The restructuring plans that domestic lenders have agreed with the European authorities are approaching completion, as all actions provided will have to be implemented by the end of next year.
The systemic banks are moving ahead with the concession of their subsidiaries in Southeastern Europe and elsewhere, as well as the sale of hotel units, real estate companies, insurance firms and other holdings.
Alpha and Eurobank have almost finished their entire plans, while National has fulfilled some 85 percent of the pledges it had undertaken. Piraeus Bank will have to pick up its pace as it is lagging somewhat in the implementation of its restructuring plan, which is also attributed to administrative changes at the lender last year: Piraeus operated under temporary management for about 10 months last year. Now, with its new managers in place, it is hastening to complete the sale of various holdings it owns before the end of this year.

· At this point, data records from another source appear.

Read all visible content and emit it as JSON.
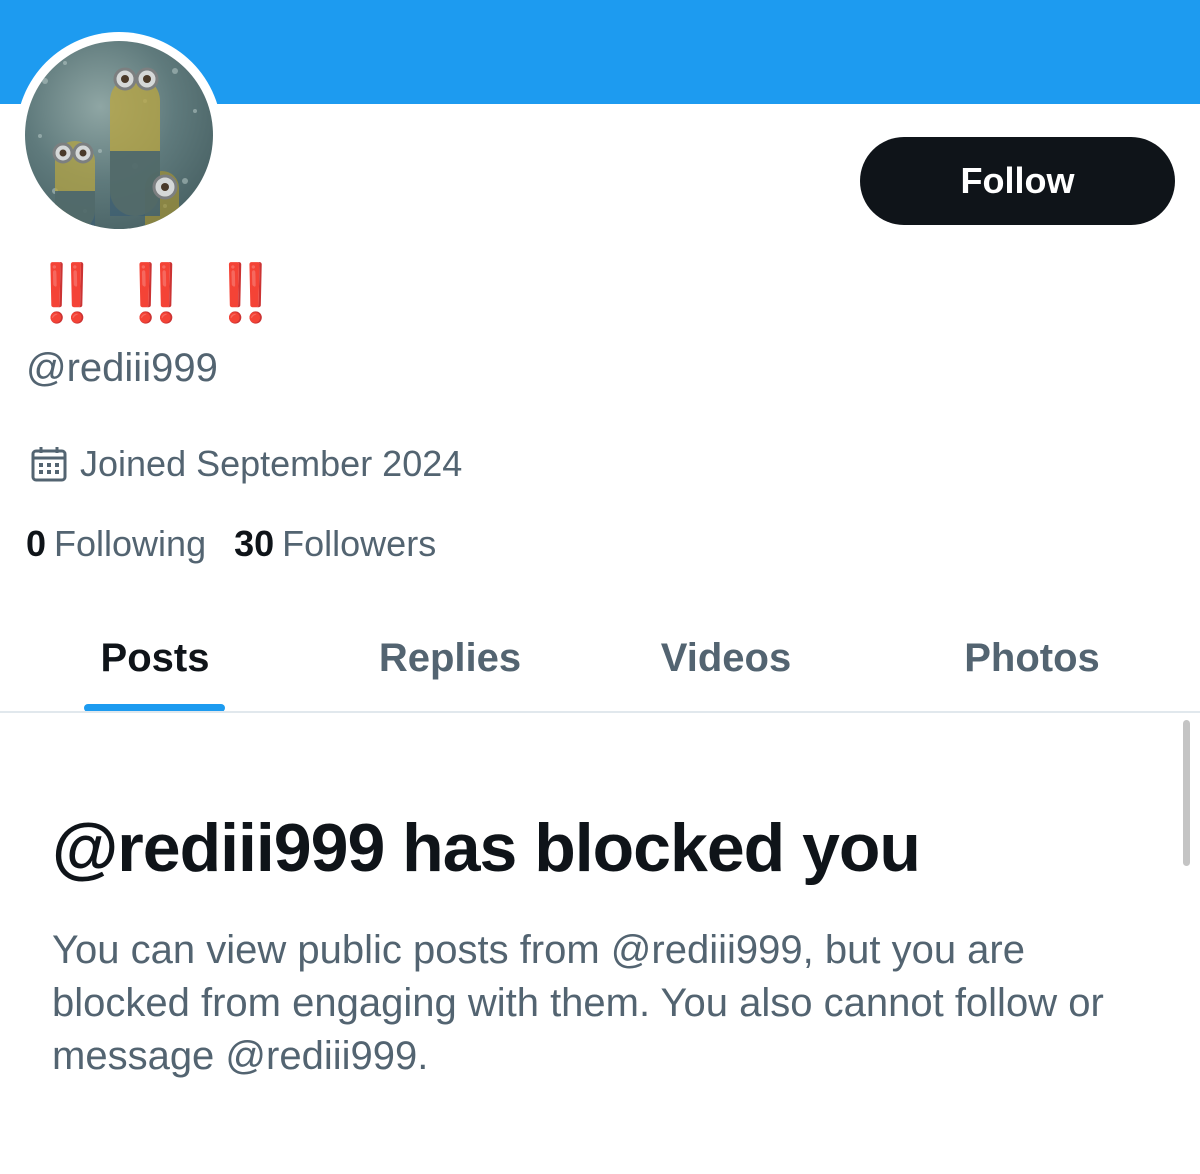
{
  "profile": {
    "display_name": "‼️ ‼️ ‼️",
    "handle": "@rediii999",
    "joined": "Joined September 2024",
    "avatar_icon": "minions-avatar"
  },
  "actions": {
    "follow_label": "Follow"
  },
  "stats": {
    "following_count": "0",
    "following_label": "Following",
    "followers_count": "30",
    "followers_label": "Followers"
  },
  "tabs": [
    {
      "label": "Posts",
      "active": true
    },
    {
      "label": "Replies",
      "active": false
    },
    {
      "label": "Videos",
      "active": false
    },
    {
      "label": "Photos",
      "active": false
    }
  ],
  "blocked": {
    "title": "@rediii999 has blocked you",
    "description": "You can view public posts from @rediii999, but you are blocked from engaging with them. You also cannot follow or message @rediii999."
  },
  "colors": {
    "accent": "#1d9bf0",
    "text_primary": "#0f1419",
    "text_secondary": "#536471",
    "display_name": "#e0241b"
  },
  "icons": {
    "joined": "calendar-icon"
  }
}
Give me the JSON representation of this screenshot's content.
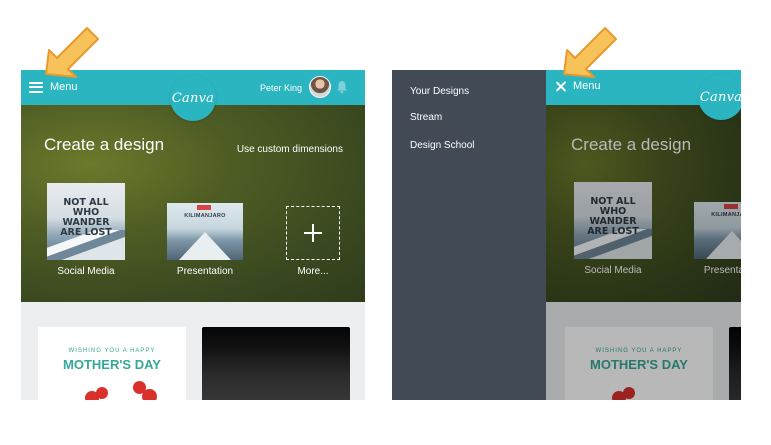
{
  "colors": {
    "brand_teal": "#2ab5c1",
    "side_menu_bg": "#414a55",
    "page_bg": "#eceef0",
    "arrow_fill": "#f8c25a",
    "arrow_stroke": "#e89a2e",
    "card_text": "#35a89a"
  },
  "header": {
    "menu_label": "Menu",
    "logo_text": "Canva",
    "user_name": "Peter King",
    "menu_icon": "hamburger-icon",
    "close_icon": "close-icon",
    "notification_icon": "bell-icon"
  },
  "hero": {
    "title": "Create a design",
    "custom_dimensions": "Use custom dimensions"
  },
  "templates": [
    {
      "label": "Social Media",
      "image_text": "NOT ALL WHO WANDER ARE LOST"
    },
    {
      "label": "Presentation",
      "image_text": "KILIMANJARO"
    },
    {
      "label": "More...",
      "icon": "plus-icon"
    }
  ],
  "cards": {
    "mothers_day_small": "WISHING YOU A HAPPY",
    "mothers_day_big": "MOTHER'S DAY"
  },
  "side_menu": {
    "items": [
      {
        "label": "Your Designs"
      },
      {
        "label": "Stream"
      },
      {
        "label": "Design School"
      }
    ]
  }
}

The restructuring plans were agreed with the European Commission’s Directorate General for Competition (DG Comp) after the third recapitalization of the banks toward the end of 2015. They provided for a series of actions such as size reduction, sale of subsidiaries abroad, departure from non-banking activities, and sale of holdings among others.
In practice, the new plans constitute a revision or expansion of the restructuring blueprint agreed in the context of the first recapitalization in 2012-13. The objective of the current plans – via the liquidation of assets – has been for banks to rapidly return the state support they received in the context of the recapitalizations. The revised plans cover a three-year period, so everything has to be completed by December 2018.